As stated above, we are implementing a series of modules to standardize configuration, and in cases of aws s3 buckets there may be more than one bucket being created, thus we can't leverage a static "address" value in when and the when its address is "value" can't be regex'd(cool if this could be done) to account for different module blocks changing the address field.

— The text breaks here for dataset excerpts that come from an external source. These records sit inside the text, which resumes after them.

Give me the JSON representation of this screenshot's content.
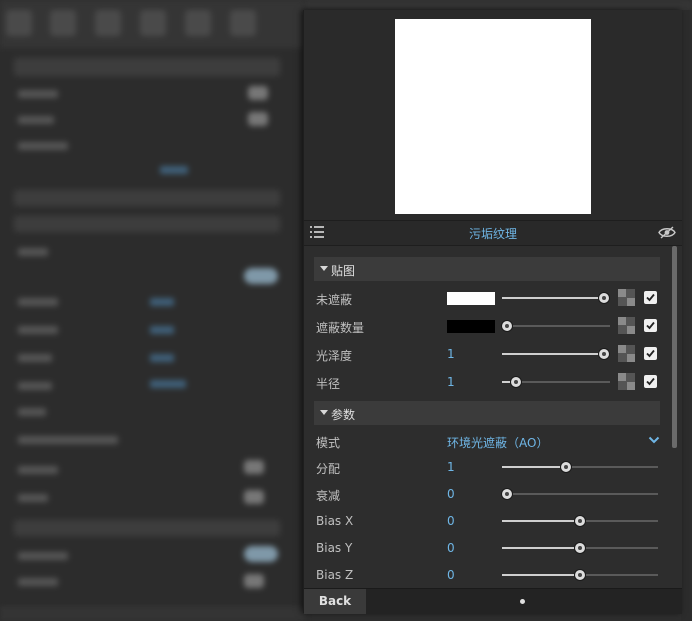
{
  "panel": {
    "title": "污垢纹理",
    "sections": [
      {
        "label": "贴图",
        "rows": [
          {
            "name": "未遮蔽",
            "type": "color",
            "color": "#ffffff",
            "slider": 0.94,
            "checked": true
          },
          {
            "name": "遮蔽数量",
            "type": "color",
            "color": "#000000",
            "slider": 0.05,
            "checked": true
          },
          {
            "name": "光泽度",
            "type": "number",
            "value": "1",
            "slider": 0.94,
            "checked": true
          },
          {
            "name": "半径",
            "type": "number",
            "value": "1",
            "slider": 0.13,
            "checked": true
          }
        ]
      },
      {
        "label": "参数",
        "rows": [
          {
            "name": "模式",
            "type": "dropdown",
            "value": "环境光遮蔽（AO）"
          },
          {
            "name": "分配",
            "type": "number",
            "value": "1",
            "slider": 0.41
          },
          {
            "name": "衰减",
            "type": "number",
            "value": "0",
            "slider": 0.03
          },
          {
            "name": "Bias X",
            "type": "number",
            "value": "0",
            "slider": 0.5
          },
          {
            "name": "Bias Y",
            "type": "number",
            "value": "0",
            "slider": 0.5
          },
          {
            "name": "Bias Z",
            "type": "number",
            "value": "0",
            "slider": 0.5
          }
        ]
      }
    ]
  },
  "bottom": {
    "back_label": "Back"
  },
  "colors": {
    "accent": "#6fb6e6",
    "panel_bg": "#2d2d2d",
    "section_bg": "#3b3b3b"
  },
  "icons": {
    "menu": "list-menu-icon",
    "visibility": "eye-hidden-icon",
    "texture": "checker-texture-icon",
    "dropdown": "chevron-down-icon"
  }
}
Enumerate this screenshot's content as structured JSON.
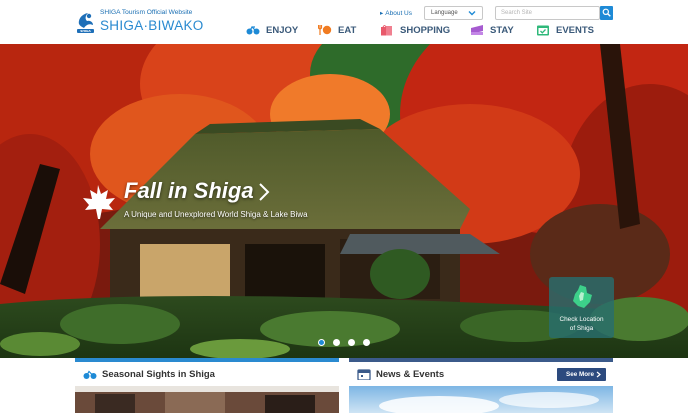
{
  "header": {
    "logo_sub": "SHIGA Tourism Official Website",
    "logo_main": "SHIGA·BIWAKO",
    "about_label": "About Us",
    "language_label": "Language",
    "search_placeholder": "Search Site"
  },
  "nav": [
    {
      "label": "ENJOY",
      "icon": "bicycle-icon"
    },
    {
      "label": "EAT",
      "icon": "food-icon"
    },
    {
      "label": "SHOPPING",
      "icon": "shopping-bag-icon"
    },
    {
      "label": "STAY",
      "icon": "bed-icon"
    },
    {
      "label": "EVENTS",
      "icon": "calendar-icon"
    }
  ],
  "hero": {
    "title": "Fall in Shiga",
    "subtitle": "A Unique and Unexplored World Shiga & Lake Biwa",
    "location_line1": "Check Location",
    "location_line2": "of Shiga",
    "slides": 4,
    "active_slide": 1
  },
  "sections": {
    "seasonal_title": "Seasonal Sights in Shiga",
    "news_title": "News & Events",
    "see_more": "See More"
  },
  "colors": {
    "brand_blue": "#2a8ad0",
    "nav_text": "#3b5a7a",
    "see_more_bg": "#2c4a7e"
  }
}
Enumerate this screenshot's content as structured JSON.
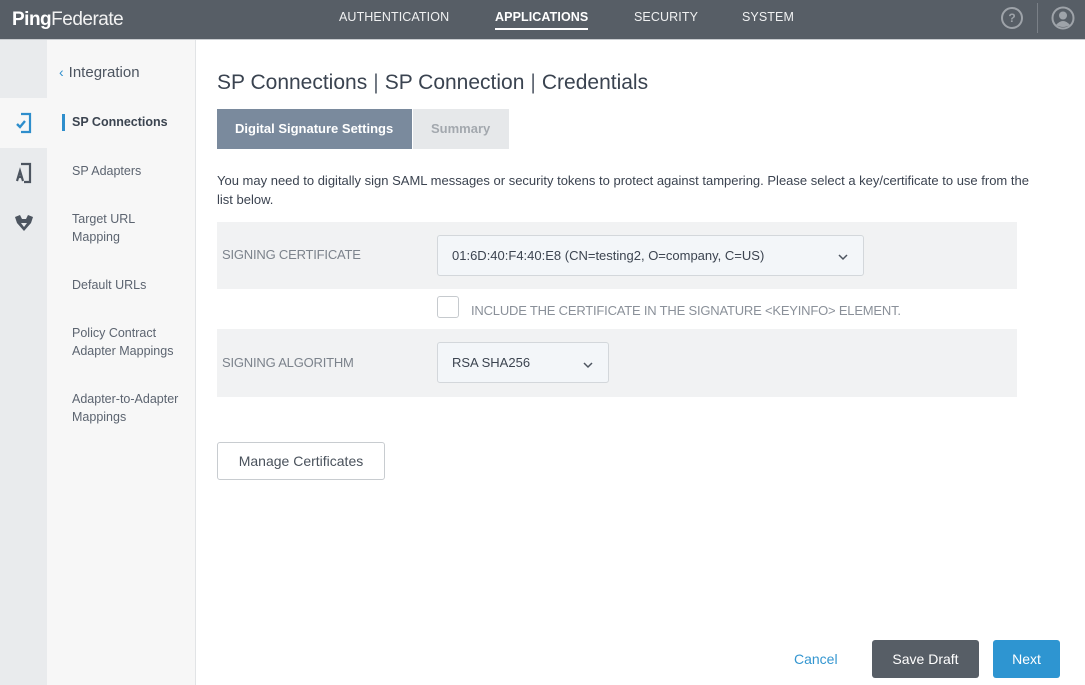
{
  "app": {
    "logo_bold": "Ping",
    "logo_light": "Federate"
  },
  "topnav": {
    "items": [
      {
        "label": "AUTHENTICATION",
        "active": false
      },
      {
        "label": "APPLICATIONS",
        "active": true
      },
      {
        "label": "SECURITY",
        "active": false
      },
      {
        "label": "SYSTEM",
        "active": false
      }
    ],
    "help_icon_glyph": "?",
    "icons": [
      "help-icon",
      "user-avatar-icon"
    ]
  },
  "rail": {
    "items": [
      {
        "icon": "sp-connection-icon",
        "active": true,
        "color": "#2e8ecc"
      },
      {
        "icon": "application-icon",
        "active": false
      },
      {
        "icon": "oauth-icon",
        "active": false
      }
    ]
  },
  "sidebar": {
    "back_label": "Integration",
    "items": [
      {
        "label": "SP Connections",
        "active": true
      },
      {
        "label": "SP Adapters",
        "active": false
      },
      {
        "label": "Target URL Mapping",
        "active": false
      },
      {
        "label": "Default URLs",
        "active": false
      },
      {
        "label": "Policy Contract Adapter Mappings",
        "active": false
      },
      {
        "label": "Adapter-to-Adapter Mappings",
        "active": false
      }
    ]
  },
  "page": {
    "breadcrumb": [
      "SP Connections",
      "SP Connection",
      "Credentials"
    ],
    "separator": "|",
    "tabs": [
      {
        "label": "Digital Signature Settings",
        "active": true
      },
      {
        "label": "Summary",
        "active": false
      }
    ],
    "description": "You may need to digitally sign SAML messages or security tokens to protect against tampering. Please select a key/certificate to use from the list below."
  },
  "form": {
    "signing_certificate": {
      "label": "SIGNING CERTIFICATE",
      "value": "01:6D:40:F4:40:E8 (CN=testing2, O=company, C=US)"
    },
    "include_certificate": {
      "label": "INCLUDE THE CERTIFICATE IN THE SIGNATURE <KEYINFO> ELEMENT.",
      "checked": false
    },
    "signing_algorithm": {
      "label": "SIGNING ALGORITHM",
      "value": "RSA SHA256"
    },
    "manage_certificates_label": "Manage Certificates"
  },
  "footer": {
    "cancel_label": "Cancel",
    "save_draft_label": "Save Draft",
    "next_label": "Next"
  },
  "colors": {
    "topbar": "#575e66",
    "accent_blue": "#2e95d1",
    "active_tab": "#7a8a9d"
  }
}
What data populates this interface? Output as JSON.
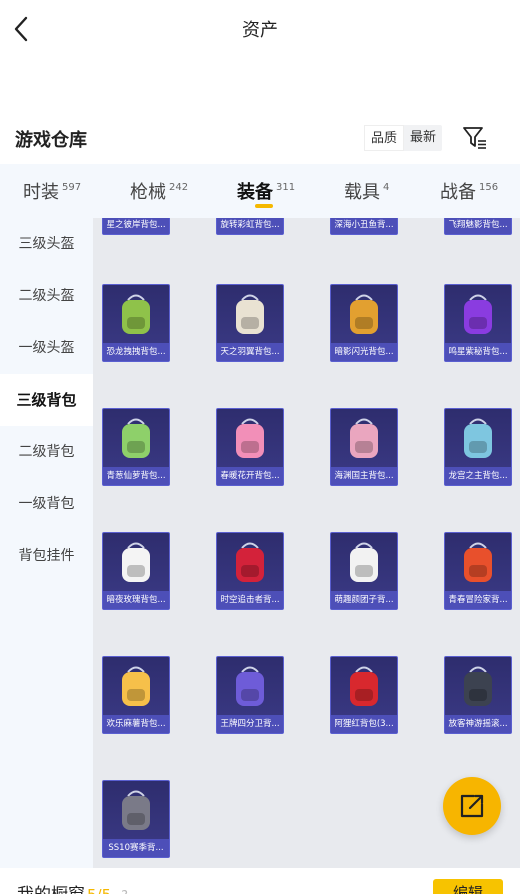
{
  "header": {
    "title": "资产"
  },
  "section": {
    "title": "游戏仓库",
    "sort_options": [
      "品质",
      "最新"
    ],
    "sort_active": "最新"
  },
  "tabs": [
    {
      "label": "时装",
      "count": "597"
    },
    {
      "label": "枪械",
      "count": "242"
    },
    {
      "label": "装备",
      "count": "311"
    },
    {
      "label": "载具",
      "count": "4"
    },
    {
      "label": "战备",
      "count": "156"
    }
  ],
  "sidebar": [
    {
      "label": "三级头盔"
    },
    {
      "label": "二级头盔"
    },
    {
      "label": "一级头盔"
    },
    {
      "label": "三级背包"
    },
    {
      "label": "二级背包"
    },
    {
      "label": "一级背包"
    },
    {
      "label": "背包挂件"
    }
  ],
  "items": [
    {
      "label": "星之彼岸背包...",
      "accent": "#6a74ff"
    },
    {
      "label": "旋转彩虹背包...",
      "accent": "#f3a0c8"
    },
    {
      "label": "深海小丑鱼背...",
      "accent": "#ff8a2a"
    },
    {
      "label": "飞翔魅影背包...",
      "accent": "#b35cff"
    },
    {
      "label": "恐龙拽拽背包...",
      "accent": "#8fc24a"
    },
    {
      "label": "天之羽翼背包...",
      "accent": "#e9e2d2"
    },
    {
      "label": "暗影闪光背包...",
      "accent": "#e2a030"
    },
    {
      "label": "鸣星紫秘背包...",
      "accent": "#8a3ce0"
    },
    {
      "label": "青葱仙萝背包...",
      "accent": "#8ed06a"
    },
    {
      "label": "春暖花开背包...",
      "accent": "#f28fb8"
    },
    {
      "label": "海渊国主背包...",
      "accent": "#eaa6bf"
    },
    {
      "label": "龙宫之主背包...",
      "accent": "#7ec6e0"
    },
    {
      "label": "暗夜玫瑰背包...",
      "accent": "#f4f4f4"
    },
    {
      "label": "时空追击者背...",
      "accent": "#d3223a"
    },
    {
      "label": "萌趣颜团子背...",
      "accent": "#f2f2f2"
    },
    {
      "label": "青春冒险家背...",
      "accent": "#e8502c"
    },
    {
      "label": "欢乐麻薯背包...",
      "accent": "#f6c04a"
    },
    {
      "label": "王牌四分卫背...",
      "accent": "#6e5cd8"
    },
    {
      "label": "阿狸红背包(3...",
      "accent": "#d8282e"
    },
    {
      "label": "放客神游摇滚...",
      "accent": "#3c4250"
    },
    {
      "label": "SS10赛季背...",
      "accent": "#7a7a88"
    }
  ],
  "bottom_bar": {
    "label": "我的橱窗",
    "count": "5/5",
    "help": "?",
    "edit_label": "编辑"
  }
}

Using referenced is quite cool but poses some difficulty going forward and without a more verbose output, the current -S mode does not provide good context.

Feature: Ensure S3 buckets are created using the tf-module-s3-bucket module
    (Module Ref: https://github.com/xxx/tf-module-s3-bucket)
    (Ref: https://github.com/xxx/terraform-compliance-features/blob/master/features/s3_module_test.feature)

  Scenario: ensure all s3 buckets are created using a module
    Given I have aws_s3_bucket defined
    # This flags when the address path for an s3 bucket does not start with "module."
    # resources created without a module lead with their resource type first
    # Please see above  in feature for 2U provided s3 bucket module and use this for configuration
    Then it must have "module." referenced

The failure message on its own:

"Failure: module. is not referenced within aws_s3_bucket.all_good." is not very contextual as to why, and can get even more confusing without the feature and its stated use, and the scenario it failed on

mdesmarest commented 4 years ago

@Kudbettin new silent mode works great, Thanks!

eerkunt commented 3 years ago

Can we close this issue ? 🤔